A Associação Portuguesa de Apoio à Vítima (APAV) promoveu hoje uma formação dirigida a profissionais da comunicação social são-tomense sobre boas práticas na proteção e apoio às vítimas de crime, iniciativa que integra também técnicos das áreas da justiça, saúde e ação social com vista a melhoria da qualidade da intervenção junto das vítimas.
“O objetivo é, precisamente, com estes profissionais, falarmos sobre as questões da violência baseada no género em São Tomé e tentar melhorar algumas coisas, transmitir a nossa experiência também, para que os profissionais com mais conhecimento possam transformar a realidade de acordo com aquilo que conhecem do seu próprio país e possam melhorar o apoio às vítimas”, afirmou a psicóloga, formadora e representante da Associação Portuguesa de Apoio à Vítima (APAV), Joana Menezes.
De acordo com Joana Menezes, o trabalho desenvolvido no âmbito da iniciativa partiu de um diagnóstico sobre a realidade são-tomense, elaborado com base em documentos oficiais e análises produzidas por diferentes entidades sobre a violência baseada no género no país.
Segundo as análises dos profissionais nacionais o país ainda enfrenta desafios relacionados com a existência de estruturas de apoio, disponibilidade de recursos e articulação entre os profissionais que intervêm junto das vítimas.

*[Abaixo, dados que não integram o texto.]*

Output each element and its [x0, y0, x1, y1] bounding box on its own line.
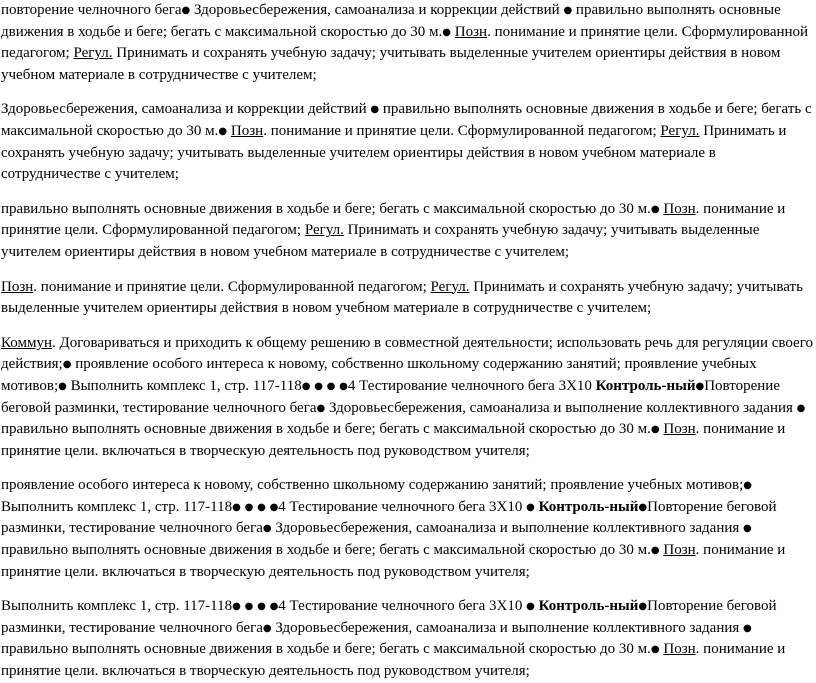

“Aquilo que os profissionais que aqui trabalham nos têm dito […] é que ainda faltam muitas estruturas de apoio. Falta uma boa articulação entre todos os profissionais, faltam alguns recursos também, sem recursos não é fácil fazer-se um trabalho ideal”, explicou.

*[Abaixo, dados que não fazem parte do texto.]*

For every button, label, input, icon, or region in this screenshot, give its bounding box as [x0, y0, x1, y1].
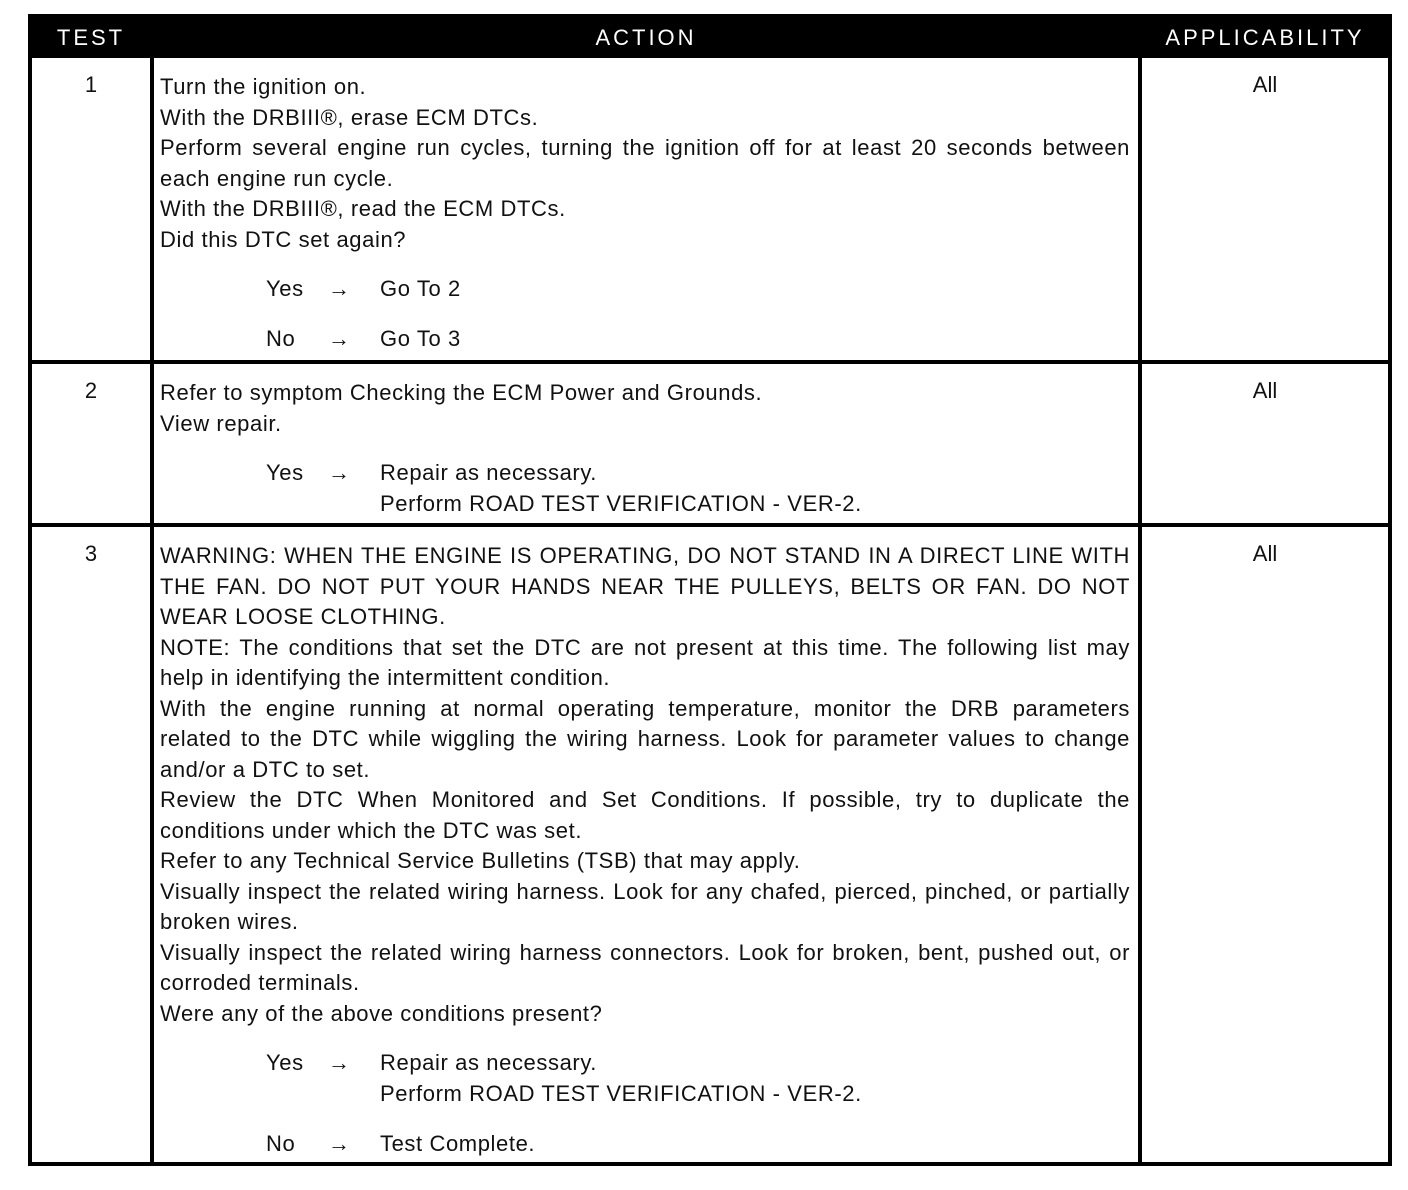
branch-label: No — [266, 1131, 296, 1156]
table-row — [32, 527, 1388, 1166]
branch-no — [160, 1129, 1130, 1160]
branch-continuation — [160, 489, 1130, 520]
table-row — [32, 58, 1388, 360]
branch-label: Yes — [266, 460, 304, 485]
branch-label: Yes — [266, 276, 304, 301]
branch-no — [160, 324, 1130, 355]
test-number: 3 — [84, 541, 98, 566]
header-applicability: APPLICABILITY — [1165, 25, 1365, 50]
applicability-value: All — [1252, 378, 1278, 403]
branch-label: Yes — [266, 1050, 304, 1075]
table-row — [32, 364, 1388, 523]
action-line: Visually inspect the related wiring harness connectors. Look for broken, bent, pushed out, or corroded terminals. — [160, 939, 1130, 995]
action-line: Refer to symptom Checking the ECM Power and Grounds. — [160, 380, 763, 405]
arrow-right-icon: → — [328, 1050, 351, 1075]
action-line: Perform several engine run cycles, turning the ignition off for at least 20 seconds between each engine run cycle. — [160, 135, 1130, 191]
branch-result: Repair as necessary. — [380, 1050, 598, 1075]
arrow-right-icon: → — [328, 276, 351, 301]
table-header — [32, 18, 1388, 58]
action-line: Were any of the above conditions present? — [160, 1000, 603, 1026]
action-line: Refer to any Technical Service Bulletins (TSB) that may apply. — [160, 848, 801, 873]
diagnostic-table — [28, 14, 1392, 1166]
note-text: NOTE: The conditions that set the DTC are not present at this time. The following list may help in identifying the intermittent condition. — [160, 634, 1130, 690]
branch-yes — [160, 458, 1130, 489]
action-cell — [160, 72, 1130, 354]
action-line: With the engine running at normal operating temperature, monitor the DRB parameters related to the DTC while wiggling the wiring harness. Look for parameter values to change and/or a DTC to set. — [160, 695, 1130, 782]
branch-label: No — [266, 325, 296, 351]
branch-result: Go To 2 — [380, 276, 461, 301]
applicability-value: All — [1252, 72, 1278, 97]
action-line: Review the DTC When Monitored and Set Conditions. If possible, try to duplicate the conditions under which the DTC was set. — [160, 787, 1130, 843]
branch-result-2: Perform ROAD TEST VERIFICATION - VER-2. — [380, 1080, 862, 1106]
action-line: With the DRBIII®, erase ECM DTCs. — [160, 104, 539, 130]
branch-result: Go To 3 — [380, 325, 461, 351]
branch-continuation — [160, 1079, 1130, 1110]
arrow-right-icon: → — [328, 460, 351, 485]
action-line: Did this DTC set again? — [160, 226, 407, 252]
action-line: View repair. — [160, 410, 282, 436]
header-action: ACTION — [595, 25, 697, 50]
action-line: Turn the ignition on. — [160, 74, 367, 99]
arrow-right-icon: → — [328, 1131, 351, 1156]
branch-result: Test Complete. — [380, 1131, 536, 1156]
action-line: Visually inspect the related wiring harness. Look for any chafed, pierced, pinched, or partially broken wires. — [160, 878, 1130, 934]
branch-yes — [160, 274, 1130, 305]
header-test: TEST — [56, 25, 126, 50]
test-number: 1 — [84, 72, 98, 97]
applicability-value: All — [1252, 541, 1278, 566]
action-cell — [160, 541, 1130, 1160]
branch-result: Repair as necessary. — [380, 460, 598, 485]
branch-yes — [160, 1048, 1130, 1079]
action-cell — [160, 378, 1130, 519]
arrow-right-icon: → — [328, 325, 351, 351]
action-line: With the DRBIII®, read the ECM DTCs. — [160, 196, 566, 221]
branch-result-2: Perform ROAD TEST VERIFICATION - VER-2. — [380, 490, 862, 516]
warning-text: WARNING: WHEN THE ENGINE IS OPERATING, DO NOT STAND IN A DIRECT LINE WITH THE FAN. DO NOT PUT YOUR HANDS NEAR THE PULLEYS, BELTS OR FAN. DO NOT WEAR LOOSE CLOTHING. — [160, 543, 1130, 629]
test-number: 2 — [84, 378, 98, 403]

A formação abordou igualmente o papel dos órgãos de comunicação social na cobertura de situações envolvendo vítimas, com enfoque na preservação da dignidade, proteção da identidade, respeito pelas individualidades.
“Eu acredito, não só com base naquilo que nós trazemos como experiência, mas também pelos momentos de reflexão e debate entre os profissionais que estão aqui connosco, que isso vai fazer alguma diferença na melhoria do apoio às vítimas de violência baseada no género em São Tomé”, frisou.